Type 2:   This is the most common form of diabetes (about 90% of cases) in the United States and this also makes up the bulk of SkepticRD's case load.   In this form of diabetes the cells in the body do not react to insulin (insulin resistance) or the body does not produce enough insulin, or some combination of both.    If caught early enough this form of diabetes can be treated with a carbohydrate controlled diet and exercise alone.  For those who are diagnosed “later” or who are unable to follow a carbohydrate controlled plan (for whatever reason), they may need to be treated with medications that help sensitize the body to insulin or help the body make more insulin.   Type 2 diabetes is progressive and many people do wind up having to take insulin to control blood glucose levels.
Gestational: This form of diabetes is used to describe elevated blood glucose levels in pregnancy when the woman’s body becomes resistant to insulin.  Some women are able to control this with a carbohydrate controlled diet alone and others may require insulin during that time.  This usually resolves after giving birth, but some women are more at risk for Type 2 diabetes in the future.
Other thoughts:
1) I have had a lot of people with Type 2 over the years tell me that they didn't think they had the "bad kind" of diabetes, particularly if they had not progressed to the point of taking insulin.  I had to follow up with a very frank discussion about how they are just as much at risk for complications (more about that in another post) as someone with Type 1.  And I had to restrain myself from giving a smart aleck answer about how I don't consider any chronic illnesses to be "good."
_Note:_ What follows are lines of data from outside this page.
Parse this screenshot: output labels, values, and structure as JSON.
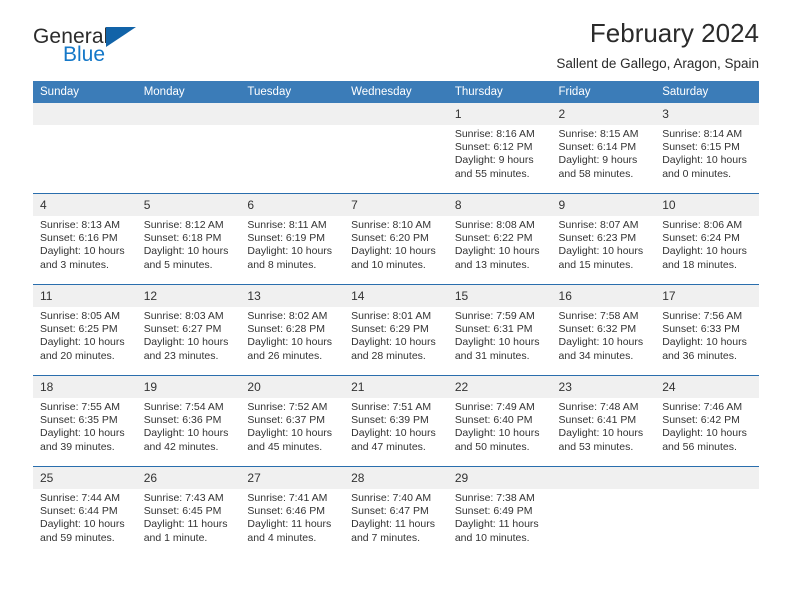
{
  "brand": {
    "name_top": "General",
    "name_bottom": "Blue",
    "mark": "triangle-logo"
  },
  "header": {
    "title": "February 2024",
    "subtitle": "Sallent de Gallego, Aragon, Spain"
  },
  "colors": {
    "header_blue": "#3b7cb8",
    "row_divider_blue": "#2a6ead",
    "daynum_band": "#f0f0f0",
    "brand_blue": "#1578c8",
    "text": "#333333"
  },
  "labels": {
    "sunrise": "Sunrise:",
    "sunset": "Sunset:",
    "daylight": "Daylight:"
  },
  "weekdays": [
    "Sunday",
    "Monday",
    "Tuesday",
    "Wednesday",
    "Thursday",
    "Friday",
    "Saturday"
  ],
  "weeks": [
    [
      {
        "day": ""
      },
      {
        "day": ""
      },
      {
        "day": ""
      },
      {
        "day": ""
      },
      {
        "day": "1",
        "sunrise": "Sunrise: 8:16 AM",
        "sunset": "Sunset: 6:12 PM",
        "daylight1": "Daylight: 9 hours",
        "daylight2": "and 55 minutes."
      },
      {
        "day": "2",
        "sunrise": "Sunrise: 8:15 AM",
        "sunset": "Sunset: 6:14 PM",
        "daylight1": "Daylight: 9 hours",
        "daylight2": "and 58 minutes."
      },
      {
        "day": "3",
        "sunrise": "Sunrise: 8:14 AM",
        "sunset": "Sunset: 6:15 PM",
        "daylight1": "Daylight: 10 hours",
        "daylight2": "and 0 minutes."
      }
    ],
    [
      {
        "day": "4",
        "sunrise": "Sunrise: 8:13 AM",
        "sunset": "Sunset: 6:16 PM",
        "daylight1": "Daylight: 10 hours",
        "daylight2": "and 3 minutes."
      },
      {
        "day": "5",
        "sunrise": "Sunrise: 8:12 AM",
        "sunset": "Sunset: 6:18 PM",
        "daylight1": "Daylight: 10 hours",
        "daylight2": "and 5 minutes."
      },
      {
        "day": "6",
        "sunrise": "Sunrise: 8:11 AM",
        "sunset": "Sunset: 6:19 PM",
        "daylight1": "Daylight: 10 hours",
        "daylight2": "and 8 minutes."
      },
      {
        "day": "7",
        "sunrise": "Sunrise: 8:10 AM",
        "sunset": "Sunset: 6:20 PM",
        "daylight1": "Daylight: 10 hours",
        "daylight2": "and 10 minutes."
      },
      {
        "day": "8",
        "sunrise": "Sunrise: 8:08 AM",
        "sunset": "Sunset: 6:22 PM",
        "daylight1": "Daylight: 10 hours",
        "daylight2": "and 13 minutes."
      },
      {
        "day": "9",
        "sunrise": "Sunrise: 8:07 AM",
        "sunset": "Sunset: 6:23 PM",
        "daylight1": "Daylight: 10 hours",
        "daylight2": "and 15 minutes."
      },
      {
        "day": "10",
        "sunrise": "Sunrise: 8:06 AM",
        "sunset": "Sunset: 6:24 PM",
        "daylight1": "Daylight: 10 hours",
        "daylight2": "and 18 minutes."
      }
    ],
    [
      {
        "day": "11",
        "sunrise": "Sunrise: 8:05 AM",
        "sunset": "Sunset: 6:25 PM",
        "daylight1": "Daylight: 10 hours",
        "daylight2": "and 20 minutes."
      },
      {
        "day": "12",
        "sunrise": "Sunrise: 8:03 AM",
        "sunset": "Sunset: 6:27 PM",
        "daylight1": "Daylight: 10 hours",
        "daylight2": "and 23 minutes."
      },
      {
        "day": "13",
        "sunrise": "Sunrise: 8:02 AM",
        "sunset": "Sunset: 6:28 PM",
        "daylight1": "Daylight: 10 hours",
        "daylight2": "and 26 minutes."
      },
      {
        "day": "14",
        "sunrise": "Sunrise: 8:01 AM",
        "sunset": "Sunset: 6:29 PM",
        "daylight1": "Daylight: 10 hours",
        "daylight2": "and 28 minutes."
      },
      {
        "day": "15",
        "sunrise": "Sunrise: 7:59 AM",
        "sunset": "Sunset: 6:31 PM",
        "daylight1": "Daylight: 10 hours",
        "daylight2": "and 31 minutes."
      },
      {
        "day": "16",
        "sunrise": "Sunrise: 7:58 AM",
        "sunset": "Sunset: 6:32 PM",
        "daylight1": "Daylight: 10 hours",
        "daylight2": "and 34 minutes."
      },
      {
        "day": "17",
        "sunrise": "Sunrise: 7:56 AM",
        "sunset": "Sunset: 6:33 PM",
        "daylight1": "Daylight: 10 hours",
        "daylight2": "and 36 minutes."
      }
    ],
    [
      {
        "day": "18",
        "sunrise": "Sunrise: 7:55 AM",
        "sunset": "Sunset: 6:35 PM",
        "daylight1": "Daylight: 10 hours",
        "daylight2": "and 39 minutes."
      },
      {
        "day": "19",
        "sunrise": "Sunrise: 7:54 AM",
        "sunset": "Sunset: 6:36 PM",
        "daylight1": "Daylight: 10 hours",
        "daylight2": "and 42 minutes."
      },
      {
        "day": "20",
        "sunrise": "Sunrise: 7:52 AM",
        "sunset": "Sunset: 6:37 PM",
        "daylight1": "Daylight: 10 hours",
        "daylight2": "and 45 minutes."
      },
      {
        "day": "21",
        "sunrise": "Sunrise: 7:51 AM",
        "sunset": "Sunset: 6:39 PM",
        "daylight1": "Daylight: 10 hours",
        "daylight2": "and 47 minutes."
      },
      {
        "day": "22",
        "sunrise": "Sunrise: 7:49 AM",
        "sunset": "Sunset: 6:40 PM",
        "daylight1": "Daylight: 10 hours",
        "daylight2": "and 50 minutes."
      },
      {
        "day": "23",
        "sunrise": "Sunrise: 7:48 AM",
        "sunset": "Sunset: 6:41 PM",
        "daylight1": "Daylight: 10 hours",
        "daylight2": "and 53 minutes."
      },
      {
        "day": "24",
        "sunrise": "Sunrise: 7:46 AM",
        "sunset": "Sunset: 6:42 PM",
        "daylight1": "Daylight: 10 hours",
        "daylight2": "and 56 minutes."
      }
    ],
    [
      {
        "day": "25",
        "sunrise": "Sunrise: 7:44 AM",
        "sunset": "Sunset: 6:44 PM",
        "daylight1": "Daylight: 10 hours",
        "daylight2": "and 59 minutes."
      },
      {
        "day": "26",
        "sunrise": "Sunrise: 7:43 AM",
        "sunset": "Sunset: 6:45 PM",
        "daylight1": "Daylight: 11 hours",
        "daylight2": "and 1 minute."
      },
      {
        "day": "27",
        "sunrise": "Sunrise: 7:41 AM",
        "sunset": "Sunset: 6:46 PM",
        "daylight1": "Daylight: 11 hours",
        "daylight2": "and 4 minutes."
      },
      {
        "day": "28",
        "sunrise": "Sunrise: 7:40 AM",
        "sunset": "Sunset: 6:47 PM",
        "daylight1": "Daylight: 11 hours",
        "daylight2": "and 7 minutes."
      },
      {
        "day": "29",
        "sunrise": "Sunrise: 7:38 AM",
        "sunset": "Sunset: 6:49 PM",
        "daylight1": "Daylight: 11 hours",
        "daylight2": "and 10 minutes."
      },
      {
        "day": ""
      },
      {
        "day": ""
      }
    ]
  ]
}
2) In future blog posts I will also talk more about what a carbohydrate controlled diet plan actually looks like.  I have to keep you all reading don't I?
3) I have worked with an older adult population for my 16 year career, so I don't have a lot of experience in this area, but do have a skeptic related story.  One of my pregnant co-workers was actually told how to "cheat" on her gestational diabetes screening test by someone at her OB/GYN office.  Basically this person told her to follow a carbohydrate controlled plan for two weeks before her test, then if the results were "fine" she could go ahead and start eating her desserts, etc again.  She was at least able to ask me about this and I was able to gently remind her that if she is eating in such a way to control her blood glucose levels BEFORE the test that she should continue to eat in such a way AFTER the test so that her developing fetus would be as less risk for excessive birth weight, pre-term birth, respiratory distress syndrome, etc.  She just delivered a third healthy child so we could all breathe a sigh of relief for now.
See you tomorrow for the next educational tip!